Yankee Conference Regular Season Champions

National Invitation Tournament, First Round
- Conference: Yankee Conference
- Record: 20–5 (8–0 YC)
- Head coach: Hugh Greer (9th season);
- Assistant coach: Nick Rodis
- Home arena: Hugh S. Greer Field House

= 1954–55 Connecticut Huskies men's basketball team =

American college basketball season

The 1954–55 Connecticut Huskies men's basketball team represented the University of Connecticut in the 1954–55 collegiate men's basketball season. The Huskies completed the season with a 20–5 overall record. The Huskies were members of the Yankee Conference, where they ended the season with an 8–0 record. They were the Yankee Conference regular season champions and made it to the first round of the 1955 National Invitation Tournament. The Huskies played their home games at Hugh S. Greer Field House in Storrs, Connecticut, and were led by ninth-year head coach Hugh Greer.

==Schedule ==

| Regular Season |

| Date time, TV | Rank^{#} | Opponent^{#} | Result | Record | Site (attendance) city, state |
Regular Season
| 12/1/1954 |  | Rhode Island | W 116–77 | 1–0 (1–0) | Hugh S. Greer Field House Storrs, CT |
| 12/3/1954* |  | St.
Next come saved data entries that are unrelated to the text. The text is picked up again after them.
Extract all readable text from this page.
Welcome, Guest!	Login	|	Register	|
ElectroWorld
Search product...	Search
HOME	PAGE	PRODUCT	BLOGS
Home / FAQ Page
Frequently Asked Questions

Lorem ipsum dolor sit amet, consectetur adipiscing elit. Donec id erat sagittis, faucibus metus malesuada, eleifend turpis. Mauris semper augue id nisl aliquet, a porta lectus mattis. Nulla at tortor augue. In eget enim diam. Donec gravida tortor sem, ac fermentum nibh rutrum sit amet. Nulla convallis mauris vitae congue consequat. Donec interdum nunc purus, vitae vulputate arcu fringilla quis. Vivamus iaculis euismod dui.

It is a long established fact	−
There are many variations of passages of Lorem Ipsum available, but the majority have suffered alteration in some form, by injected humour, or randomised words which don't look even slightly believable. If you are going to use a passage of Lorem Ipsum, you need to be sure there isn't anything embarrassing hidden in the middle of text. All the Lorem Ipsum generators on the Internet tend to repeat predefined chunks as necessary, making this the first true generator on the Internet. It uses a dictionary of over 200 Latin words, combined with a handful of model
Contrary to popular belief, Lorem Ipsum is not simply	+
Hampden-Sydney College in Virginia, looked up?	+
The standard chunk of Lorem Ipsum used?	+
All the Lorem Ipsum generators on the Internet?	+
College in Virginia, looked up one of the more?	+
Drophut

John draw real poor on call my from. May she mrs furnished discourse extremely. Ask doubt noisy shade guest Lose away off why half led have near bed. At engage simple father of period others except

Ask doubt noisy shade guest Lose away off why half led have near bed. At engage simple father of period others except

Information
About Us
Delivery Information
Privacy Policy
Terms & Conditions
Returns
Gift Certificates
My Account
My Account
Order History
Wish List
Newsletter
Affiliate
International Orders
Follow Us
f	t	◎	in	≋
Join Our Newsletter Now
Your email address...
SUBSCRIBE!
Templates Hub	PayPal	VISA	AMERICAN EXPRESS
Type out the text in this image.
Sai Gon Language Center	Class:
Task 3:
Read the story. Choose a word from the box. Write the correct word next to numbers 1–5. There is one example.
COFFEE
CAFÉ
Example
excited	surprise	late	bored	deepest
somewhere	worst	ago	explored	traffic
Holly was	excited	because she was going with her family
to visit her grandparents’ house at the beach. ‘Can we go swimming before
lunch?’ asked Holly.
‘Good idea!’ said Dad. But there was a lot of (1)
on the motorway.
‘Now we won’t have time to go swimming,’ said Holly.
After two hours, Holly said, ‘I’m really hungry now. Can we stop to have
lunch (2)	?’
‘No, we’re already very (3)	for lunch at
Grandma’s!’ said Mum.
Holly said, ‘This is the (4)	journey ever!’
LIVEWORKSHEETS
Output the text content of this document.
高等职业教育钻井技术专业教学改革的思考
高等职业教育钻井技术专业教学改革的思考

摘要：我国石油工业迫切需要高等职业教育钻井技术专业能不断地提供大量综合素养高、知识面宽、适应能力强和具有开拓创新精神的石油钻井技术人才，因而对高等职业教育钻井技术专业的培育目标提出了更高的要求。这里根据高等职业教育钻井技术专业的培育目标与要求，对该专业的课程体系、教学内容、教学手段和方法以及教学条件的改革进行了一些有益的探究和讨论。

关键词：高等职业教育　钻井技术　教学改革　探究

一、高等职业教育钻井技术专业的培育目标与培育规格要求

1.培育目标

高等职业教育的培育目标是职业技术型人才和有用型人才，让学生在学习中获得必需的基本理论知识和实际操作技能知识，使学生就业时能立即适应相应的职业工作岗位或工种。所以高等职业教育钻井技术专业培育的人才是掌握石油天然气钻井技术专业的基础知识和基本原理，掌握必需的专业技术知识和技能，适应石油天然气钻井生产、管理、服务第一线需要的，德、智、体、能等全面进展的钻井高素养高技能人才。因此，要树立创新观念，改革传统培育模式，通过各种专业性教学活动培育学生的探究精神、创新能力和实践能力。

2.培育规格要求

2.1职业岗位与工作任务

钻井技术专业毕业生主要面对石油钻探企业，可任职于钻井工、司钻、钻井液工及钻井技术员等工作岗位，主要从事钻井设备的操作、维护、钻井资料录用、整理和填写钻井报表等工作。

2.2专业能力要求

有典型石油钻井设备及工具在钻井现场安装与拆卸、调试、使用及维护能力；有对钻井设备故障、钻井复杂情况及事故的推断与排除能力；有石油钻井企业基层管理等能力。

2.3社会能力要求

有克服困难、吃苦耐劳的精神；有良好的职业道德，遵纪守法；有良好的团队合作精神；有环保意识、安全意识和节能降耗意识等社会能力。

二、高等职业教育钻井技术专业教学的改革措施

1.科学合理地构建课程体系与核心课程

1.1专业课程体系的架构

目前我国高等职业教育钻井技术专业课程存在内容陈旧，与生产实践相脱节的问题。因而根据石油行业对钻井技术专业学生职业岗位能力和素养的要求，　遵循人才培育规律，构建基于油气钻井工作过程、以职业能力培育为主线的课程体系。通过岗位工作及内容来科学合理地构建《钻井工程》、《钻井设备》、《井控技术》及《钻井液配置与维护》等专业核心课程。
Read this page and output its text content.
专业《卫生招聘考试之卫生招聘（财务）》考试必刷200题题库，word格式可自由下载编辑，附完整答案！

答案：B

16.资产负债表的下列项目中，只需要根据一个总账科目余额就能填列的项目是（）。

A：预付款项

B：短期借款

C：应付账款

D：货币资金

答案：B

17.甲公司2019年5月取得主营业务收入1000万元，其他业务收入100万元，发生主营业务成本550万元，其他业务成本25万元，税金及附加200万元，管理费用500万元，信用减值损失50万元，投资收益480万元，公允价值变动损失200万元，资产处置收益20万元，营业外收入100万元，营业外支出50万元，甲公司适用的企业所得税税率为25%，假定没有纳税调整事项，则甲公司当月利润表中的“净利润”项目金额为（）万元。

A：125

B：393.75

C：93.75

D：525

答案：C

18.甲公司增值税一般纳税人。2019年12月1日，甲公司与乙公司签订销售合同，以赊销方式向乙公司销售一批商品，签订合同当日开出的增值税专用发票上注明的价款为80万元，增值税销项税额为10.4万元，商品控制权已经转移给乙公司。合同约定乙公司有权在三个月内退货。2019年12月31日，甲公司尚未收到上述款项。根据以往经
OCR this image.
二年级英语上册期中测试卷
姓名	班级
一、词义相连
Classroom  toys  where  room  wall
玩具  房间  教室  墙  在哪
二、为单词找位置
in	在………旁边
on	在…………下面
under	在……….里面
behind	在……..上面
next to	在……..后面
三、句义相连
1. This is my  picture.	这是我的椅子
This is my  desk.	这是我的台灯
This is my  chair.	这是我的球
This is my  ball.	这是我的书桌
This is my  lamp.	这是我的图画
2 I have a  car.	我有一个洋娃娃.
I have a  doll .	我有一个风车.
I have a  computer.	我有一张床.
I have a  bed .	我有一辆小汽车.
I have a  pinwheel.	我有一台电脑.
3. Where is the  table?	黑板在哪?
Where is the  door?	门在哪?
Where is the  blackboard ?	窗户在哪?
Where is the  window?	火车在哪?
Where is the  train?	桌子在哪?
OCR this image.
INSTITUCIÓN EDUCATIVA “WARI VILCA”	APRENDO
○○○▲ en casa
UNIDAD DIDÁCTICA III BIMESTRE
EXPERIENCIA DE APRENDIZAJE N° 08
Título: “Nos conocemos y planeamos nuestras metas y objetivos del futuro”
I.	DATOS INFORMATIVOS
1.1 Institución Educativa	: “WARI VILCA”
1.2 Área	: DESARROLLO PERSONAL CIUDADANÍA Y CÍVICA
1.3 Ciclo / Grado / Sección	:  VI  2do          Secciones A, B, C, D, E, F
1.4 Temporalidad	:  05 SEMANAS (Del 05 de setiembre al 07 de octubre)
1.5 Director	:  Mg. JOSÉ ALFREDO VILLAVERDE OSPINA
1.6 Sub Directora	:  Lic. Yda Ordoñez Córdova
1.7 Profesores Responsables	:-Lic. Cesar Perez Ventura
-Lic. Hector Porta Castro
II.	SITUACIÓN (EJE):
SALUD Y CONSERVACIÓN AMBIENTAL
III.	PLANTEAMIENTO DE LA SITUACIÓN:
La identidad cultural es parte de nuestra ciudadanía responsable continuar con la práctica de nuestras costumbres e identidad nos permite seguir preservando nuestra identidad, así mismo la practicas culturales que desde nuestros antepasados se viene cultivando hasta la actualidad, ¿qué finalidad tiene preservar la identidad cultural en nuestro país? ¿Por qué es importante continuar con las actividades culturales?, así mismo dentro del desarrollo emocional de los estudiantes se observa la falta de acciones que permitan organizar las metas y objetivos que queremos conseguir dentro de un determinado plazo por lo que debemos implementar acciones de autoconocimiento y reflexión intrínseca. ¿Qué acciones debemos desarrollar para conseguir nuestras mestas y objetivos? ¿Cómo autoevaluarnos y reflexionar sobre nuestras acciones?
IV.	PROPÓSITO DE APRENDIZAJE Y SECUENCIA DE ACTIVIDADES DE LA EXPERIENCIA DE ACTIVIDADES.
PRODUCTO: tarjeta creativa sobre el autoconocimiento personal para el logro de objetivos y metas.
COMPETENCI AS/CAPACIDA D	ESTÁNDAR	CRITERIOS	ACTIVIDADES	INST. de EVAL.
Joseph's (PA) | W 79–78 | 2–0 | Hugh S. Greer Field House Storrs, CT |
| 12/8/1954* |  | at Yale | W 83–57 | 3–0 | Payne Whitney Gymnasium New Haven, CT |
| 12/13/1954* |  | at Boston College | W 117–74 | 4–0 | Boston, MA |
| 12/17/1954* |  | American International | W 103–78 | 5–0 | Hugh S. Greer Field House Storrs, CT |
| 12/21/1954* |  | at Manhattan | W 90–79 | 6–0 | Manhattan, NY |
| 12/27/1954* |  | Harvard New England Tournament | W 98–60 | 7–0 | Hugh S. Greer Field House Storrs, CT |
| 12/28/1954* |  | Brown New England Tournament | W 91–68 | 8–0 | Hugh S. Greer Field House Storrs, CT |
| 12/29/1954* |  | Dartmouth New England Tournament | L 68–69 | 8–1 | Hugh S. Greer Field House Storrs, CT |
| 1/5/1955 |  | New Hampshire | W 102–84 | 9–1 (2–0) | Hugh S. Greer Field House Storrs, CT |
| 1/6/1955 |  | Maine | W 99–58 | 10–1 (3–0) | Hugh S. Greer Field House Storrs, CT |
| 1/8/1955 |  | Rhode Island | W 92–83 | 11–1 (4–0) | Hugh S. Greer Field House Storrs, CT |
| 1/11/1955* |  | Boston University | W 84–75 | 12–1 | Hugh S. Greer Field House Storrs, CT |
| 1/15/1955* |  | Boston College | W 95–76 | 13–1 | Hugh S. Greer Field House Storrs, CT |
| 1/29/1955* |  | at Northeastern | W 72–44 | 14–1 | Matthews Arena Boston, MA |
| 2/2/1955* |  | Fordham | L 65–70 | 14–2 | Hugh S. Greer Field House Storrs, CT |
| 2/5/1955* |  | Colgate | W 93–85 | 15–2 | Hugh S. Greer Field House Storrs, CT |
| 2/8/1955* |  | at Dartmouth | L 54–69 | 15–3 | Alumni Gymnasium Hanover, NH |
| 2/11/1955 |  | at New Hampshire | W 103–85 | 16–3 (5–0) | Lundholm Gym Durham, NH |
| 2/12/1955 |  | at Maine | W 116–73 | 17–3 (6–0) | Memorial Gymnasium Orono, ME |
| 2/16/1955* |  | at Rutgers | W 91–78 | 18–3 | College Avenue Gymnasium Newark, NJ |
| 2/19/1955 |  | at Rhode Island | W 90–72 | 19–3 (7–0) | Keaney Gymnasium Kingston, RI |
| 2/22/1955 |  | Massachusetts | W 93–75 | 20–3 (8–0) | Hugh S. Greer Field House Storrs, CT |
| 2/26/1955* |  | Holy Cross | L 58–60 | 20–4 | Hugh S. Greer Field House Storrs, CT |
National Invitation Tournament
| 3/12/1955* |  | vs. St. Louis First Round | L 103–110 | 20–5 | Madison Square Garden New York, NY |
*Non-conference game. ^{#}Rankings from AP Poll. (#) Tournament seedings in parentheses. All times are in Eastern Time.